We started to brainstorm because the place where we had been, in our estimation, had terrible food and terrible service. It wasn’t clean; there wasn’t live music and the sound quality of the recorded music was atrocious. Really, everything about it was not good at all, yet everybody had a great time because of the bowling, and we thought, “Well, let’s see if we can come up with a design where we can fuse great food and drink and live music and video and bowling into a place of wonder.”

Wetlands closed as 9/11 happened. Peter had all kinds of other projects of his own, and so did I. For my part, I was shook by 9/11 and wanted to do community and charitable work. Still, every few months, one of us would call the other to say, “Let’s get back together and go look for a location for our idea.” That idea became Brooklyn Bowl, but it took years because our search was so sporadic. [Ed Note: The original Brooklyn Bowl eventually opened in 2009. The club also launched outposts in London and Las Vegas in 2014.] But the time allowed us to realize some possibilities in the concept and design, which made the result much better.

How has your role changed from then to now?

In the process of coming up with the plan and building out the space, we had some frustrations with the architects that we were trying to use and they didn’t think as environmentally as we needed them to.

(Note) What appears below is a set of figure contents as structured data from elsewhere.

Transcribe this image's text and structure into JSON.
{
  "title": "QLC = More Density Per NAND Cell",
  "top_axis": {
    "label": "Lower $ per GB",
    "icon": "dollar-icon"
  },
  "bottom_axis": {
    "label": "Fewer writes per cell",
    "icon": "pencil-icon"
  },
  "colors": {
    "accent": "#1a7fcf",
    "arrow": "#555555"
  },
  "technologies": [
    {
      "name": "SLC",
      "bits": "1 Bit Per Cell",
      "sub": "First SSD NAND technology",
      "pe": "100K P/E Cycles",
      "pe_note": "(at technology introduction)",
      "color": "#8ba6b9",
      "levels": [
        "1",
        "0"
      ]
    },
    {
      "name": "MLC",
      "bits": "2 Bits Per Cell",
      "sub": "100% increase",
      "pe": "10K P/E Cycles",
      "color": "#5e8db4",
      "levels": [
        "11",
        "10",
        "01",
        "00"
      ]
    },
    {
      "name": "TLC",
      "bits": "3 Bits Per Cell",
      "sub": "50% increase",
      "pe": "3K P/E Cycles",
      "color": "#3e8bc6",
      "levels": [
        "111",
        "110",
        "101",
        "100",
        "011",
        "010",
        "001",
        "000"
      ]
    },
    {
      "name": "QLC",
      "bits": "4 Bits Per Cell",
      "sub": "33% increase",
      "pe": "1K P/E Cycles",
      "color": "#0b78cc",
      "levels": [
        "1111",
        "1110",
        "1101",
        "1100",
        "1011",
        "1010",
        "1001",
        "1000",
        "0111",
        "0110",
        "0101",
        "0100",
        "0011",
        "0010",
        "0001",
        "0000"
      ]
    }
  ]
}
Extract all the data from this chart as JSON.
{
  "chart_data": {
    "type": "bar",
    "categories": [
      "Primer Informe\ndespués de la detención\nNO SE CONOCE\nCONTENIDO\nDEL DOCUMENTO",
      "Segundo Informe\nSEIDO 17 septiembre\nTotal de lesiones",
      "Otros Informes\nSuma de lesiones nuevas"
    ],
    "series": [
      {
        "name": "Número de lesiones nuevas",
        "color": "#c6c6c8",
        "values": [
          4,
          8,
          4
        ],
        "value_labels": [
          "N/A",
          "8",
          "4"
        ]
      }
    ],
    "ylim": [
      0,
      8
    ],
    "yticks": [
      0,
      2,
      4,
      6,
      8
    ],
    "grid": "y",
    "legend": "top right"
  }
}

I had started to draw up what I wanted and they still didn’t get it; so, almost by default, I ended up being the person who designed these spaces. I got into the décor and the look and the feel and what kind of pin spotters and what kind of energy devices we were going to use. I even studied HVAC systems for a while. That became my specialty, and I’m proud of the places that we built in Las Vegas and London in subsequent years, which are fundamentally my designs, in terms of the physical layout of the place [and] in terms of how they function.

You need people who are doing the nuts and bolts work of the operations, but you also need people who are looking at it from a little bit higher of an elevation— and have the opportunity to make things a little bit better or a little bit different. You can’t expect people who are doing the everyday business to come up with that kind of thing so, really, what’s happened over time is Pete does that and I do that and occasionally other people do that, too.

Has your job changed from when you started?

Everything has changed, and nothing has changed. If we start my timeline in 1994 with Wetlands to today, then the music business has morphed into something almost unimaginable from just 20 years ago. But we are in the live music and entertainment business, and everything still revolves around great relationships with people: the agents, managers, the musicians, our guests and our employees. Without all these people, we have nothing; and with them, everything is possible. That’s something I’m aware of each and every day. I guess my job is to help make everyone in our world feel valued and part of our community—something that transcends being just another business.

In the old days, acts did live shows as a way of promoting their recorded product. Now, they make a recorded product so they can make more money on the road. If we bring it to focus with Brooklyn Bowl, then I think we’ve gotten better in terms of what programming works in each location. We are more aware of which places are more conducive to multi-night runs, and how to make those really sing and appeal to people who are into that particular act. Recently, someone showed me some statistics from Pandora and Spotify—what the college-age demographic is listening to right now—and it’s fundamentally different. It’s not just electronic dance music or that kind of shift. What does that mean for the future? We try to think about that and not to pander to anything that’s a trip or a blip momentarily, but to think about how we adapt and change places and build places that are really appealing for people to come to.